The 28 break down like this:
The President and the First Vice-President/Treasurer These are the only two people on the Board who do this as their job. Everyone else has a regular day job and serves on the Board on top of it.
7 Regional Vice-Presidents — one per region. They sit on the 10-person Executive Committee, which is the inner decision-making body that meets more often and handles things between full Board meetings. They are not full-time paid. They receive honoraria, per diem, and expenses.
1 Equity Vice-President — also sits on the Executive Committee. Recommended by the Board Equity Committee, appointed by the Board. Same compensation as Regional VPs.

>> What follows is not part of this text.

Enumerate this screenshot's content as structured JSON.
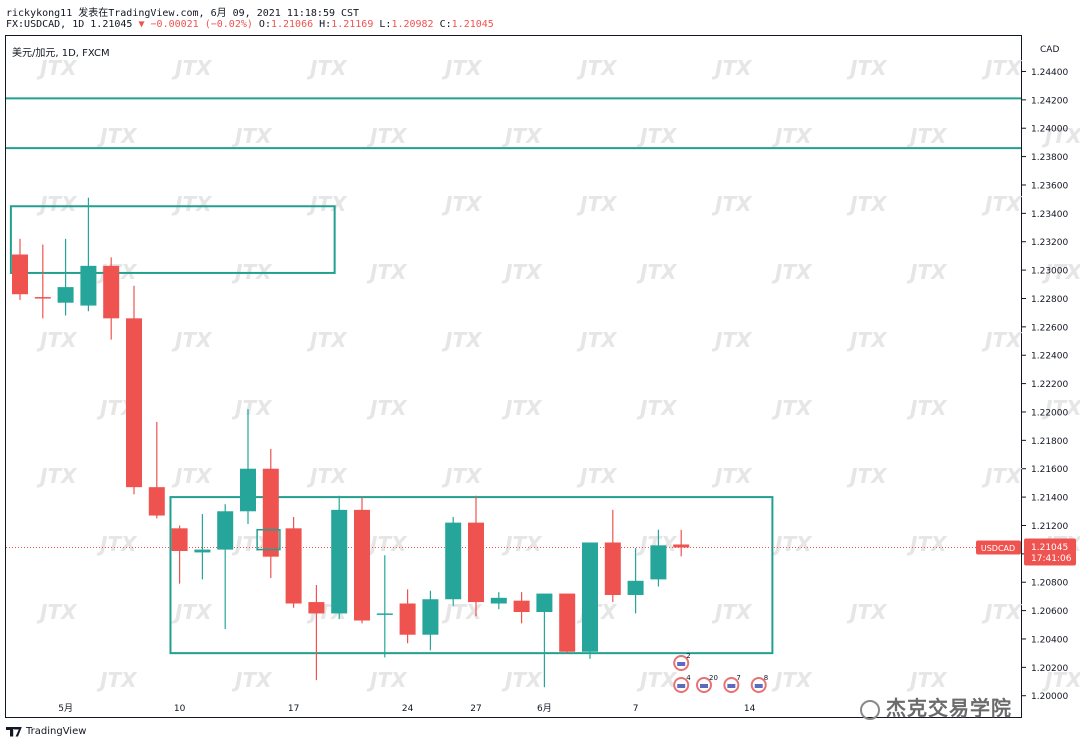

14 Regional Members-at-Large — 2 per region. These are the other Board members elected at Regional meetings who did not become the Regional VP. They sit on the full Board but not on the Executive Committee. Same compensation structure — honoraria, per diem, expenses.
4 Equity Members-at-Large — Equity Board Members who did not become the Equity VP. Same Board vote, same compensation, no Executive Committee seat.
All 28 get an equal vote at Board meetings. The Board meets at least 6 times a year, with no more than 3 months between meetings. Quorum is two-thirds of members in office — so roughly 19 of 28 need to be present for the Board to act.
This page isn't a substitute for official OPSEU/SEFPO resources, so please confirm any crucial details through official channels. We're here to help you feel prepared and empowered going into convention — not to replace the union's own processes.